Nevertheless, I did manage to visit the Animate store (the only outlet outside Japan in the world!) and buy some BL and YAOI manga for myself, and a really cute Hetalia notebook in the shape of an EU German passport for my sister who is going to Germany soon for her Physics students’ immersion trip. My mother and I then had dinner at a maid café situated next to the Animate store. The maids were quite kawaii and the food was delicious and unbelievably cheap. There was also a solitary male otaku seated in front of me who positively beamed when the stereo in the cafe played a song most probably from some ‘moe’ anime. He really looked like he had seen the Light and was going to transcend to heaven at that moment. Well, there’s otaku globalization for you.

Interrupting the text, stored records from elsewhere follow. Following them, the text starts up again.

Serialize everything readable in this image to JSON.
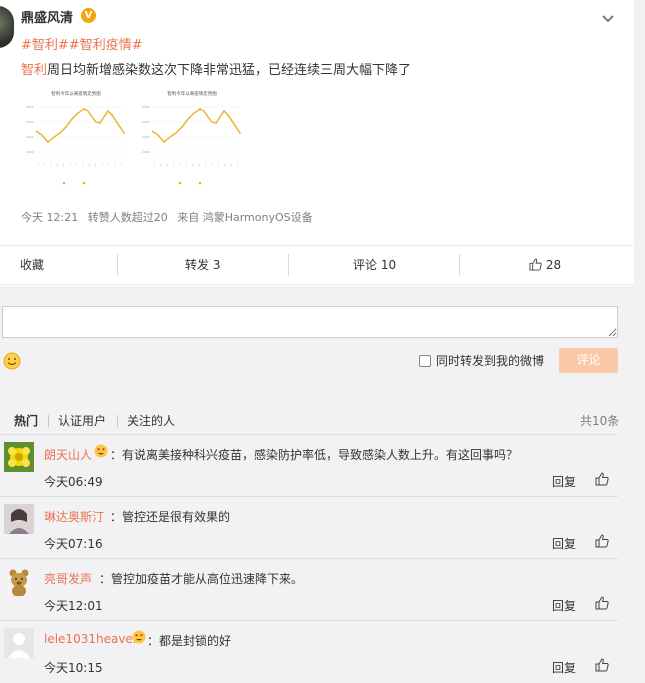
{
  "post": {
    "author": "鼎盛风清",
    "hashtags": [
      "#智利#",
      "#智利疫情#"
    ],
    "mention": "智利",
    "text": "周日均新增感染数这次下降非常迅猛，已经连续三周大幅下降了",
    "meta": {
      "time": "今天 12:21",
      "repost_count_text": "转赞人数超过20",
      "source": "来自 鸿蒙HarmonyOS设备"
    },
    "thumbnail_title": "智利今年以来疫情走势图"
  },
  "actions": {
    "favorite": "收藏",
    "repost": "转发 3",
    "comment": "评论 10",
    "like": "28"
  },
  "composer": {
    "placeholder": "",
    "repost_checkbox_label": "同时转发到我的微博",
    "submit": "评论"
  },
  "tabs": [
    "热门",
    "认证用户",
    "关注的人"
  ],
  "total": "共10条",
  "comments": [
    {
      "name": "朗天山人",
      "text": "：有说离美接种科兴疫苗，感染防护率低，导致感染人数上升。有这回事吗？",
      "time": "今天06:49",
      "reply": "回复",
      "avatar": "yellow-flower"
    },
    {
      "name": "琳达奥斯汀",
      "text": "：管控还是很有效果的",
      "time": "今天07:16",
      "reply": "回复",
      "avatar": "portrait"
    },
    {
      "name": "亮哥发声",
      "text": "：管控加疫苗才能从高位迅速降下来。",
      "time": "今天12:01",
      "reply": "回复",
      "avatar": "bear"
    },
    {
      "name": "lele1031heaven",
      "text": "：都是封锁的好",
      "time": "今天10:15",
      "reply": "回复",
      "avatar": "default-person"
    }
  ],
  "colors": {
    "accent": "#eb7350",
    "submit_disabled": "#fbc9a8",
    "link_blue": "#507daf"
  }
}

Although I didn’t get to see much of Ximending, I liked it a lot for its young, vibrant, energetic vibe. There was a rock band performing at the Cinema Park in the afternoon, and later in the evening I watched a teenage boy playing the drums at the intersection between Wuchang Street and Zhonghua Road in the evening. They were really talented; far more talented than the Dir en Grey wannabes we see at the Street Fest every year… =___=;
2 May, Sunday, Day Four: Because I was sick of lugging around the luggage, which inexplicably seemed to have expanded in size and weight even though I bought a grand total of two manga books, a pair of earrings, five pairs of socks and one jumper-dress, and my laptop, and my bulky jacket, and a paper bag of souvenirs, my mother and I decided to take a taxi from our hotel to the airport. After milling around for a while in the shopping area where I saw the same few brands repeated ad nauseum every few metres (there’s globalization for you again), we got on our plane, were plied with more food in a single meal than three of my school lunches combined, and finally arrived home in the evening to be greeted with sweltering hot weather and a karaoke-crazy neighbor squawking away louder than ever.
So here I am and it’s back to the usual routine again. The trip to Taiwan was a welcome break from my thesis, but it does feel good to be in the graduate research students’ room again, with the window open to the familiar sounds of the canteen vendors laughing and the distant harbor, eating crunchy purple grapes while reading Rosemary Jackson and having a good chat with a good friend (in English!) in the late afternoon.